Invitée du PEN Club France mardi le 7 mars dernier, elle a plaidé pour que la littérature puisse être le lieu de rassemblement des femmes et des hommes de bonne volonté afin que triomphe l’amour et les valeurs qui lui sont rattachées. Sa consœur Rasha Fadel qui dut s’enfuir de Tikrit quand Daesh a envahi sa ville natale, ne dit pas autre chose. « Ceux qui écrivent ont une responsabilité à l’égard des autres pour éviter que la violence ne s’abatte sur eux » . L’illustre «  histoire d’une nation moderne » de Rihab al-Hindi  qui narre la froide exécution d’un journaliste.

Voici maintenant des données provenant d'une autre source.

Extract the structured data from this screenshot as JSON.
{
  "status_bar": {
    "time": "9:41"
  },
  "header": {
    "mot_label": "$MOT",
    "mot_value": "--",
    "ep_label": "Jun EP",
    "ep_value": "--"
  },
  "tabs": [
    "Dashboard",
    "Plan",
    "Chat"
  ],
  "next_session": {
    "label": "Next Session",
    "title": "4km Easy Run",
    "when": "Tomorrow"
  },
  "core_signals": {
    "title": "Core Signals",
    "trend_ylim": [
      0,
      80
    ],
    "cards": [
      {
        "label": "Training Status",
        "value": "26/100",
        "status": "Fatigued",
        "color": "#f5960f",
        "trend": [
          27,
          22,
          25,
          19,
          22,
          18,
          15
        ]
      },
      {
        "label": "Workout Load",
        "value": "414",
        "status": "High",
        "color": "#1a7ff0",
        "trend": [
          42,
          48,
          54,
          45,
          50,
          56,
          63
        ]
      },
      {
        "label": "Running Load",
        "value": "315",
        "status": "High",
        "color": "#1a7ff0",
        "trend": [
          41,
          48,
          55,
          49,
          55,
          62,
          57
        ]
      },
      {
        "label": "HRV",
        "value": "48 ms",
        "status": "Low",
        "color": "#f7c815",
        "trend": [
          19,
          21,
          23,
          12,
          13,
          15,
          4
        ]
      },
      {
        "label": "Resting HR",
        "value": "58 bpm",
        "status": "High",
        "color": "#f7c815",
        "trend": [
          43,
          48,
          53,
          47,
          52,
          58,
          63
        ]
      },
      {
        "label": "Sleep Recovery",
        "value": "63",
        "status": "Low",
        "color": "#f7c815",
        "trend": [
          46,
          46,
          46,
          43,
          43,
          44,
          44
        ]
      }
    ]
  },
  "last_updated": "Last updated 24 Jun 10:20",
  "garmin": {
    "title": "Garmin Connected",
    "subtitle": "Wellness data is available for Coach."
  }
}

Birgit Svensson, journaliste allemande, a expliqué dans un très bon français, l’origine du projet et le raison pour laquelle le nom d’Inana avait été retenue. Première divinité sumérienne et déesse d’amour et de la guerre, elle était la plus appropriée pour symboliser cette formidable initiative qui a réuni l’Institut Goethe, la fondation Al-Noor, l’Ambassade de France en Irak et l’Institut français. Ce genre de collaboration est un bel exemple de ce que l’Europe peut faire de mieux pour accompagner l’expression de la diversité culturelle, inhérente à toute culture. Tout un symbole en cette journée internationale des droits de la femme.